A backward differential deep learning-based algorithm for solving high-dimensional nonlinear backward stochastic differential equations
Lorenc Kapllani, Long Teng
TL;DR
The paper tackles the numerical solution of high-dimensional nonlinear BSDEs by introducing a backward differential deep learning (DLBDP) framework that uses Malliavin calculus to recast the BSDE into a differential learning problem and jointly learns the triple $(Y, Z, \Gamma)$. The method discretizes the system with Euler-Maruyama and deploys three DNNs per time step to approximate the unknown processes, optimizing a differential loss that enforces the discretized dynamics and improves derivative information. A convergence analysis under standard Regularity assumptions shows the scheme converges with a rate tied to the discretization error and DNN approximation error, with explicit control via weights $\omega_1,\omega_2$. Numerical experiments up to 50 dimensions demonstrate that DLBDP yields substantial accuracy gains for $Z$ and especially $\Gamma$ compared to prior DL methods, while also offering favorable computational efficiency, indicating strong potential for high-dimensional option pricing and hedging applications.
Abstract
In this work, we propose a novel backward differential deep learning-based algorithm for solving high-dimensional nonlinear backward stochastic differential equations (BSDEs), where the deep neural network (DNN) models are trained not only on the inputs and labels but also the differentials of the corresponding labels. This is motivated by the fact that differential deep learning can provide an efficient approximation of the labels and their derivatives with respect to inputs. The BSDEs are reformulated as differential deep learning problems by using Malliavin calculus. The Malliavin derivatives of solution to a BSDE satisfy themselves another BSDE, resulting thus in a system of BSDEs.

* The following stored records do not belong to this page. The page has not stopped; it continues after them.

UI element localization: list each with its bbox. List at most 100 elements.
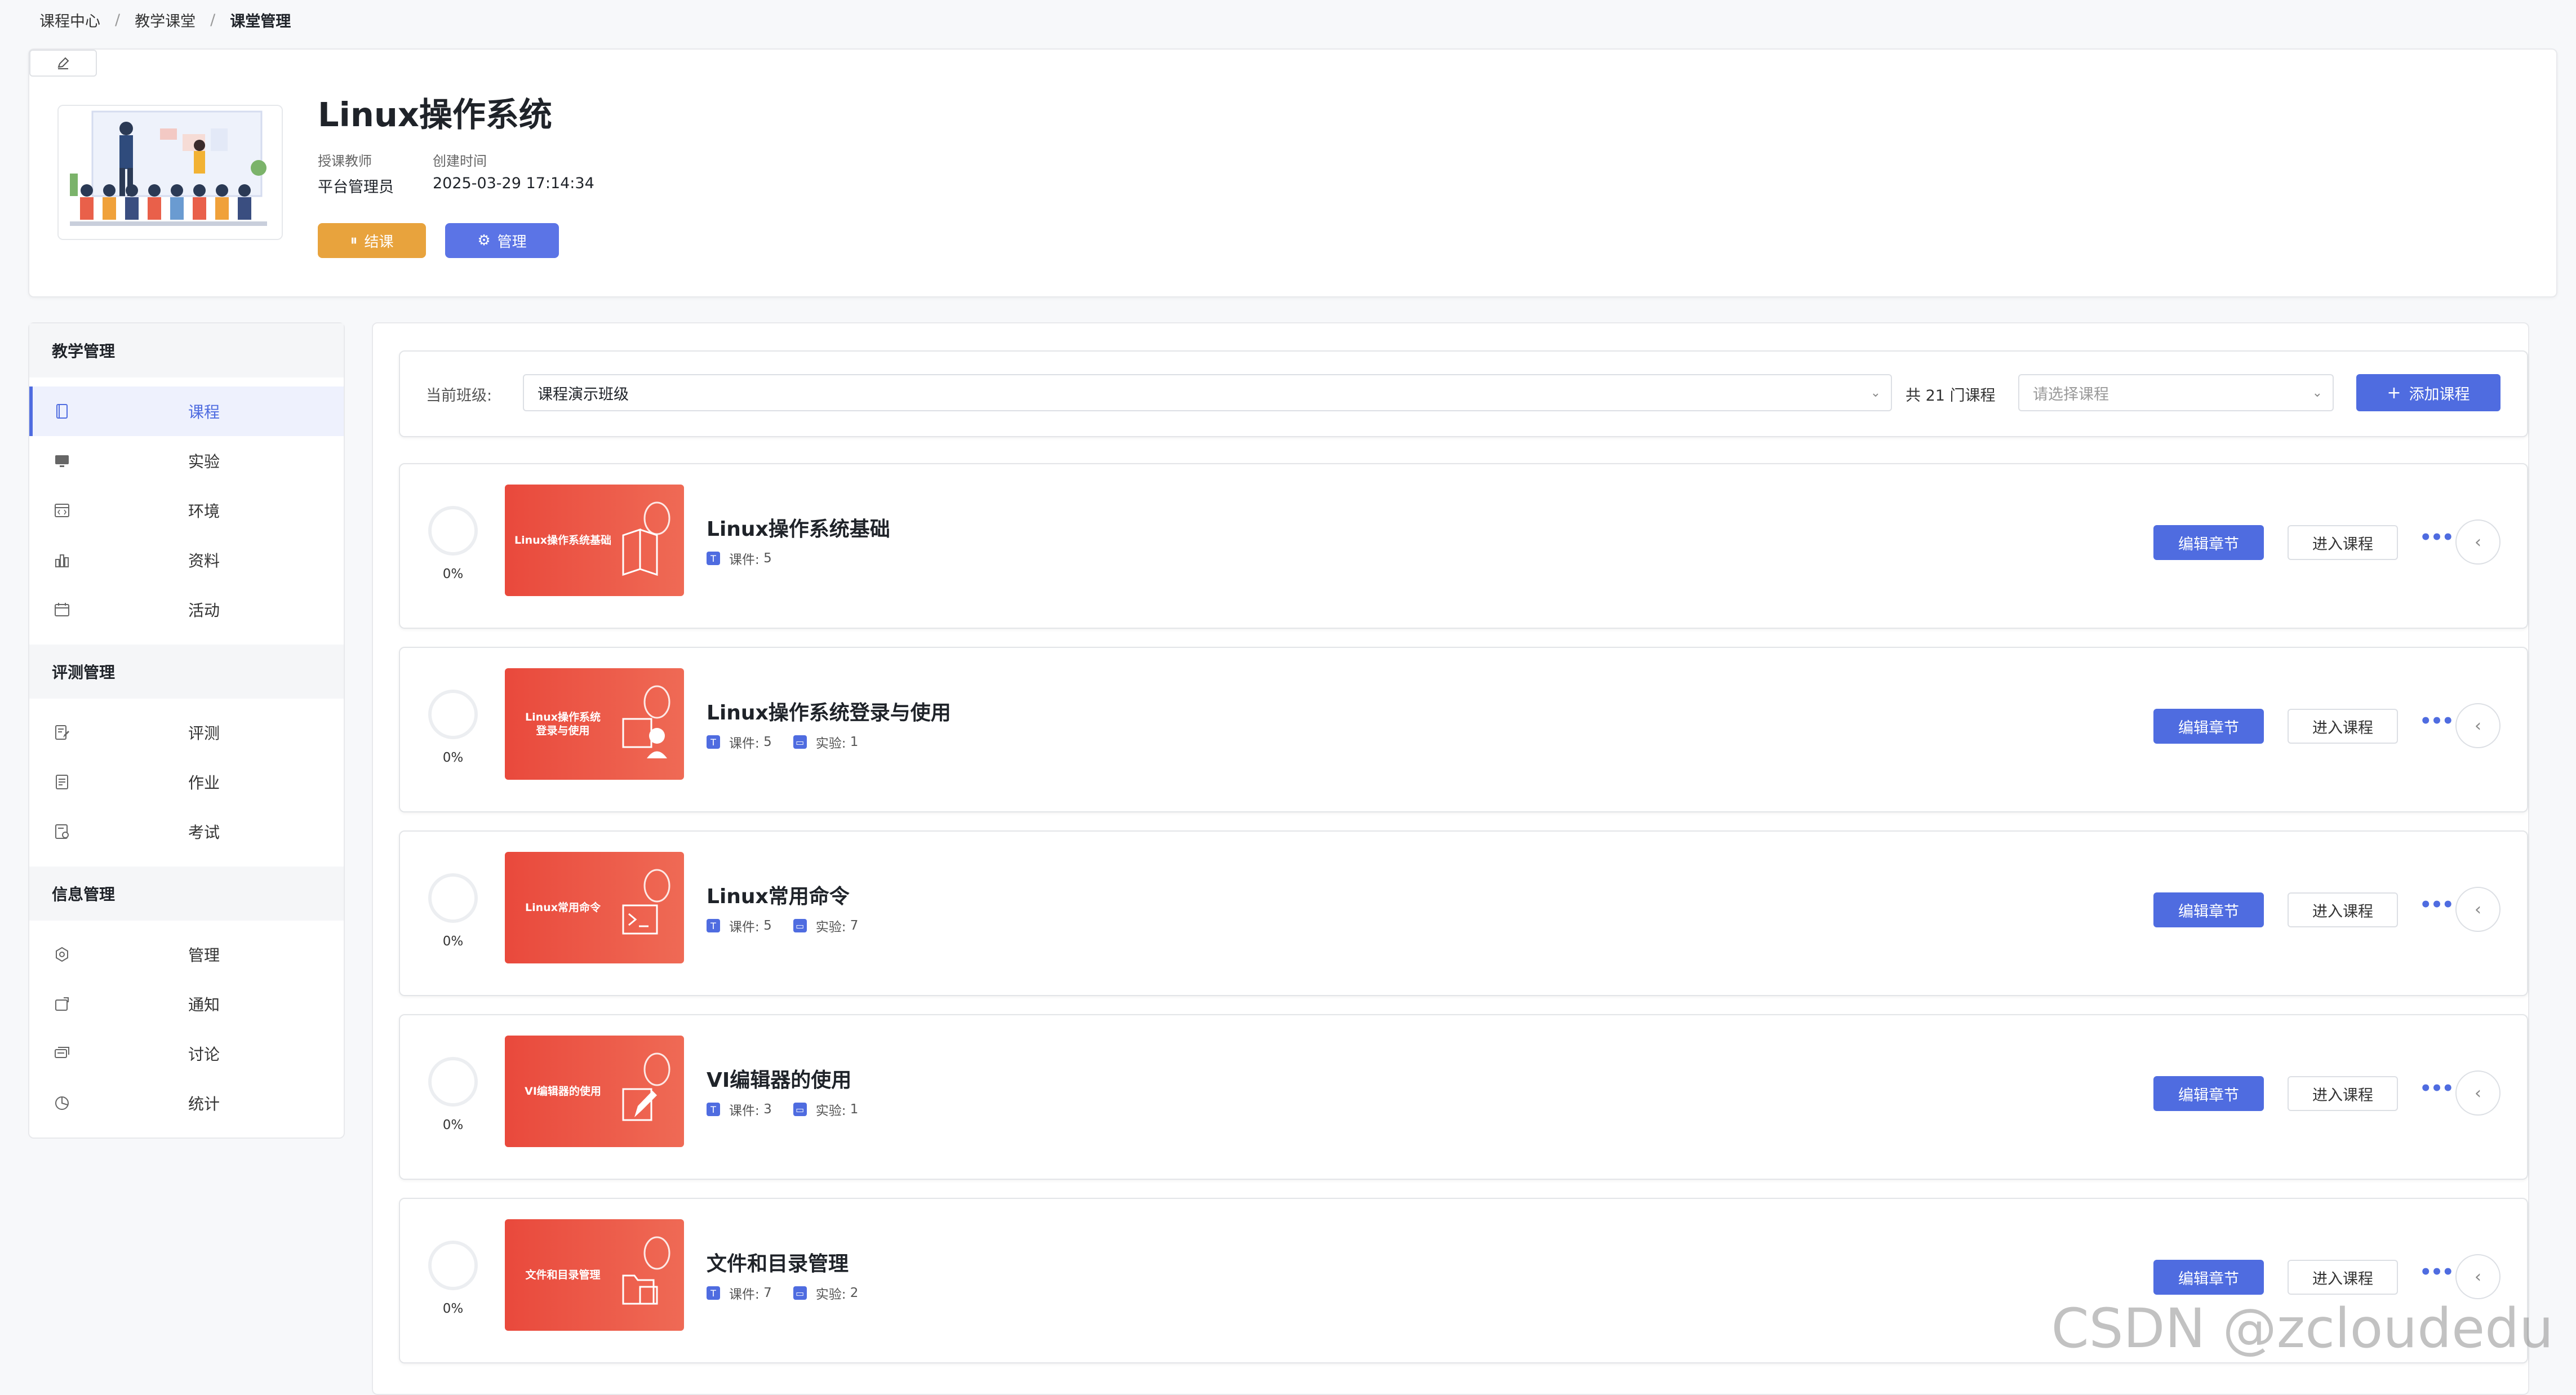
enter-course-button[interactable]: 进入课程 (2288, 1076, 2398, 1111)
enter-course-button[interactable]: 进入课程 (2288, 1260, 2398, 1295)
more-icon[interactable]: ••• (2419, 526, 2454, 549)
chevron-left-icon[interactable]: ‹ (2455, 1254, 2501, 1299)
sidebar-section-teaching: 教学管理 (29, 323, 344, 377)
course-thumbnail[interactable]: Linux常用命令 (505, 852, 684, 963)
bar-chart-icon (52, 550, 72, 570)
edit-chapter-button[interactable]: 编辑章节 (2153, 709, 2264, 744)
chevron-left-icon[interactable]: ‹ (2455, 519, 2501, 565)
courseware-icon: T (707, 1103, 720, 1116)
created-time-label: 创建时间 (433, 153, 487, 169)
sidebar-item-label: 实验 (188, 452, 220, 471)
course-cover-image (57, 105, 283, 240)
breadcrumb-separator: / (210, 11, 216, 29)
sidebar-item-label: 环境 (188, 502, 220, 521)
add-course-button[interactable]: + 添加课程 (2356, 374, 2501, 411)
edit-chapter-button[interactable]: 编辑章节 (2153, 525, 2264, 560)
calendar-icon (52, 599, 72, 620)
course-thumbnail[interactable]: Linux操作系统基础 (505, 485, 684, 596)
enter-course-button[interactable]: 进入课程 (2288, 525, 2398, 560)
more-icon[interactable]: ••• (2419, 710, 2454, 732)
course-select[interactable]: 请选择课程 ⌄ (2018, 374, 2334, 411)
course-title[interactable]: Linux操作系统登录与使用 (707, 696, 951, 726)
progress-text: 0% (442, 934, 464, 949)
edit-chapter-button[interactable]: 编辑章节 (2153, 1076, 2264, 1111)
more-icon[interactable]: ••• (2419, 1261, 2454, 1283)
course-thumbnail[interactable]: VI编辑器的使用 (505, 1036, 684, 1147)
created-time-value: 2025-03-29 17:14:34 (433, 175, 594, 192)
sidebar-item-discussion[interactable]: 讨论 (29, 1029, 344, 1078)
chevron-left-icon[interactable]: ‹ (2455, 1070, 2501, 1116)
pen-icon (622, 1052, 670, 1121)
course-meta: T 课件: 5 ▭ 实验: 1 (707, 732, 880, 752)
edit-chapter-button[interactable]: 编辑章节 (2153, 1260, 2264, 1295)
class-select[interactable]: 课程演示班级 ⌄ (523, 374, 1892, 411)
sidebar-item-statistics[interactable]: 统计 (29, 1078, 344, 1128)
course-title[interactable]: VI编辑器的使用 (707, 1064, 851, 1093)
progress-ring (428, 1241, 478, 1290)
progress-ring (428, 506, 478, 556)
course-meta: T 课件: 7 ▭ 实验: 2 (707, 1283, 880, 1303)
end-class-button[interactable]: ⏸ 结课 (318, 223, 426, 258)
sidebar-item-label: 作业 (188, 774, 220, 792)
gear-icon: ⚙ (477, 232, 491, 249)
pause-circle-icon: ⏸ (350, 232, 358, 249)
edit-chapter-button[interactable]: 编辑章节 (2153, 892, 2264, 927)
progress-text: 0% (442, 567, 464, 581)
breadcrumb-item-teaching-class[interactable]: 教学课堂 (135, 9, 196, 31)
course-meta: T 课件: 5 (707, 549, 793, 568)
course-count: 共 21 门课程 (1906, 387, 1996, 405)
progress-ring (428, 690, 478, 739)
course-thumbnail[interactable]: Linux操作系统 登录与使用 (505, 668, 684, 780)
sidebar-item-course[interactable]: 课程 (29, 386, 344, 436)
more-icon[interactable]: ••• (2419, 894, 2454, 916)
sidebar-item-notice[interactable]: 通知 (29, 979, 344, 1029)
teacher-label: 授课教师 (318, 153, 372, 169)
course-title[interactable]: 文件和目录管理 (707, 1247, 849, 1277)
progress-text: 0% (442, 750, 464, 765)
manage-button[interactable]: ⚙ 管理 (445, 223, 559, 258)
enter-course-button[interactable]: 进入课程 (2288, 709, 2398, 744)
monitor-icon: ▭ (793, 1103, 807, 1116)
course-meta: T 课件: 5 ▭ 实验: 7 (707, 916, 880, 935)
chevron-down-icon: ⌄ (2312, 385, 2322, 400)
breadcrumb-item-course-center[interactable]: 课程中心 (39, 9, 100, 31)
gear-icon (52, 944, 72, 965)
sidebar-item-homework[interactable]: 作业 (29, 757, 344, 807)
sidebar-item-label: 管理 (188, 946, 220, 965)
pie-chart-icon (52, 1093, 72, 1113)
course-thumbnail[interactable]: 文件和目录管理 (505, 1219, 684, 1331)
sidebar-item-activity[interactable]: 活动 (29, 585, 344, 634)
sidebar-section-evaluation: 评测管理 (29, 645, 344, 699)
notice-icon (52, 994, 72, 1014)
chevron-down-icon: ⌄ (1870, 385, 1881, 400)
sidebar-item-label: 活动 (188, 601, 220, 620)
course-title[interactable]: Linux操作系统基础 (707, 513, 890, 542)
progress-ring (428, 873, 478, 923)
more-icon[interactable]: ••• (2419, 1077, 2454, 1100)
sidebar-item-exam[interactable]: 考试 (29, 807, 344, 856)
edit-course-button[interactable] (29, 50, 97, 77)
teacher-value: 平台管理员 (318, 179, 394, 196)
sidebar-item-experiment[interactable]: 实验 (29, 436, 344, 486)
watermark: CSDN @zcloudedu (2051, 1297, 2553, 1360)
code-window-icon (52, 500, 72, 521)
enter-course-button[interactable]: 进入课程 (2288, 892, 2398, 927)
chevron-left-icon[interactable]: ‹ (2455, 703, 2501, 748)
exam-icon (52, 821, 72, 842)
monitor-icon: ▭ (793, 735, 807, 749)
breadcrumb-separator: / (115, 11, 121, 29)
course-card: 0% Linux操作系统 登录与使用 Linux操作系统登录与使用 T 课件: 5… (399, 647, 2528, 812)
sidebar-item-environment[interactable]: 环境 (29, 486, 344, 535)
sidebar-item-assessment[interactable]: 评测 (29, 708, 344, 757)
sidebar-item-label: 课程 (188, 403, 220, 421)
sidebar-item-label: 统计 (188, 1095, 220, 1113)
courseware-icon: T (707, 735, 720, 749)
sidebar-item-materials[interactable]: 资料 (29, 535, 344, 585)
sidebar-item-manage[interactable]: 管理 (29, 930, 344, 979)
sidebar-item-label: 评测 (188, 724, 220, 743)
course-title[interactable]: Linux常用命令 (707, 880, 850, 909)
book-icon (622, 501, 670, 576)
chevron-left-icon[interactable]: ‹ (2455, 887, 2501, 932)
course-card: 0% VI编辑器的使用 VI编辑器的使用 T 课件: 3 ▭ 实验: 1 编辑章节 … (399, 1014, 2528, 1180)
progress-ring (428, 1057, 478, 1107)
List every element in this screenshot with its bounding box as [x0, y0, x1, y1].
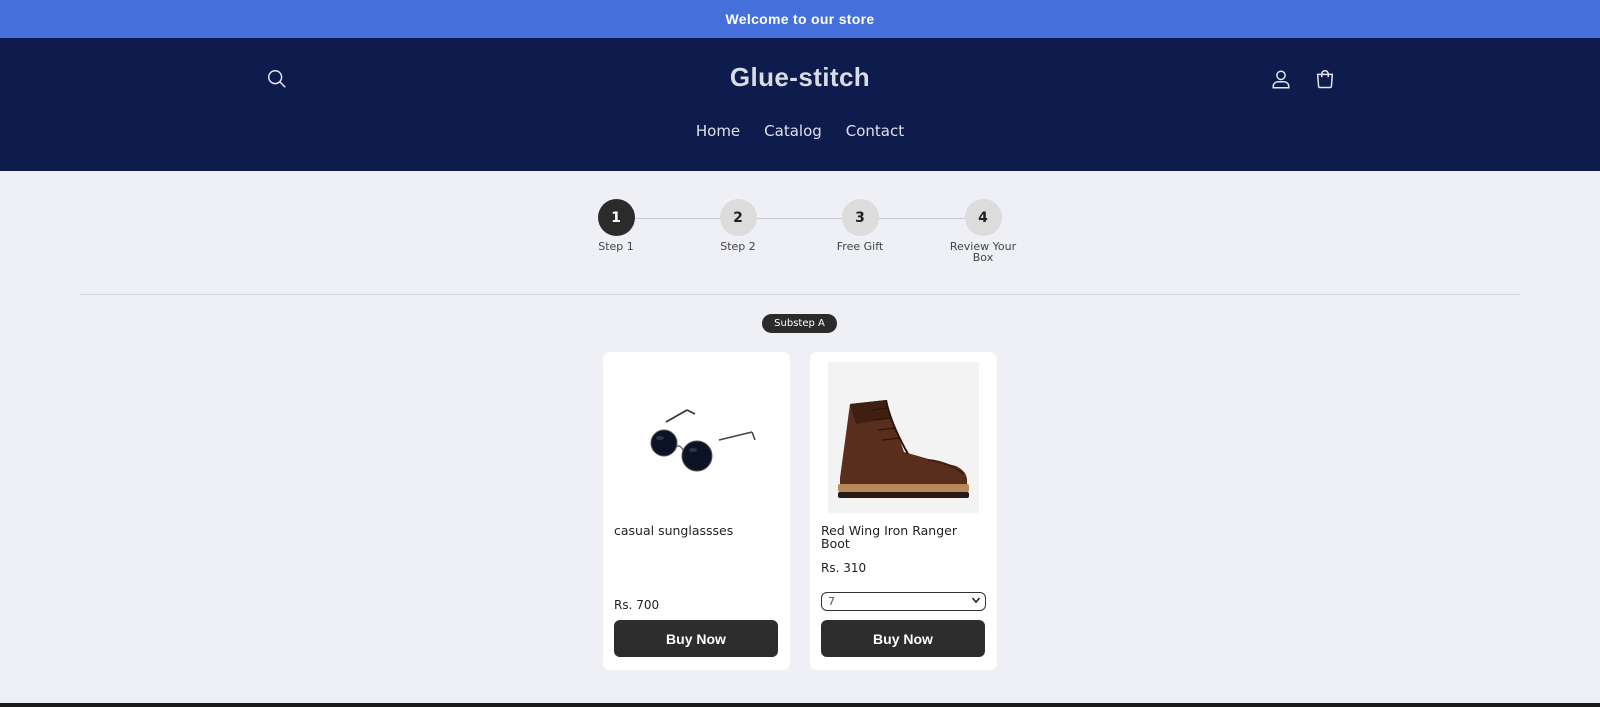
announcement-bar: Welcome to our store: [0, 0, 1600, 38]
size-select[interactable]: 7: [821, 592, 986, 611]
step-3[interactable]: 3 Free Gift: [820, 199, 900, 252]
footer-edge: [0, 703, 1600, 707]
stepper-track: [616, 218, 984, 219]
nav-contact[interactable]: Contact: [846, 122, 904, 140]
step-4[interactable]: 4 Review Your Box: [943, 199, 1023, 263]
step-number: 4: [964, 199, 1002, 236]
step-1[interactable]: 1 Step 1: [576, 199, 656, 252]
product-card: Red Wing Iron Ranger Boot Rs. 310 7 Buy …: [810, 352, 997, 670]
step-2[interactable]: 2 Step 2: [698, 199, 778, 252]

Such formulation requires the estimation of the solution, its gradient, and the Hessian matrix, represented by the triple of processes $\left(Y, Z, Γ\right).$ All the integrals within this system are discretized by using the Euler-Maruyama method. Subsequently, DNNs are employed to approximate the triple of these unknown processes. The DNN parameters are backwardly optimized at each time step by minimizing a differential learning type loss function, which is defined as a weighted sum of the dynamics of the discretized BSDE system, with the first term providing the dynamics of the process $Y$ and the other the process $Z$. An error analysis is carried out to show the convergence of the proposed algorithm. Various numerical experiments up to $50$ dimensions are provided to demonstrate the high efficiency. Both theoretically and numerically, it is demonstrated that our proposed scheme is more efficient compared to other contemporary deep learning-based methodologies, especially in the computation of the process $Γ$.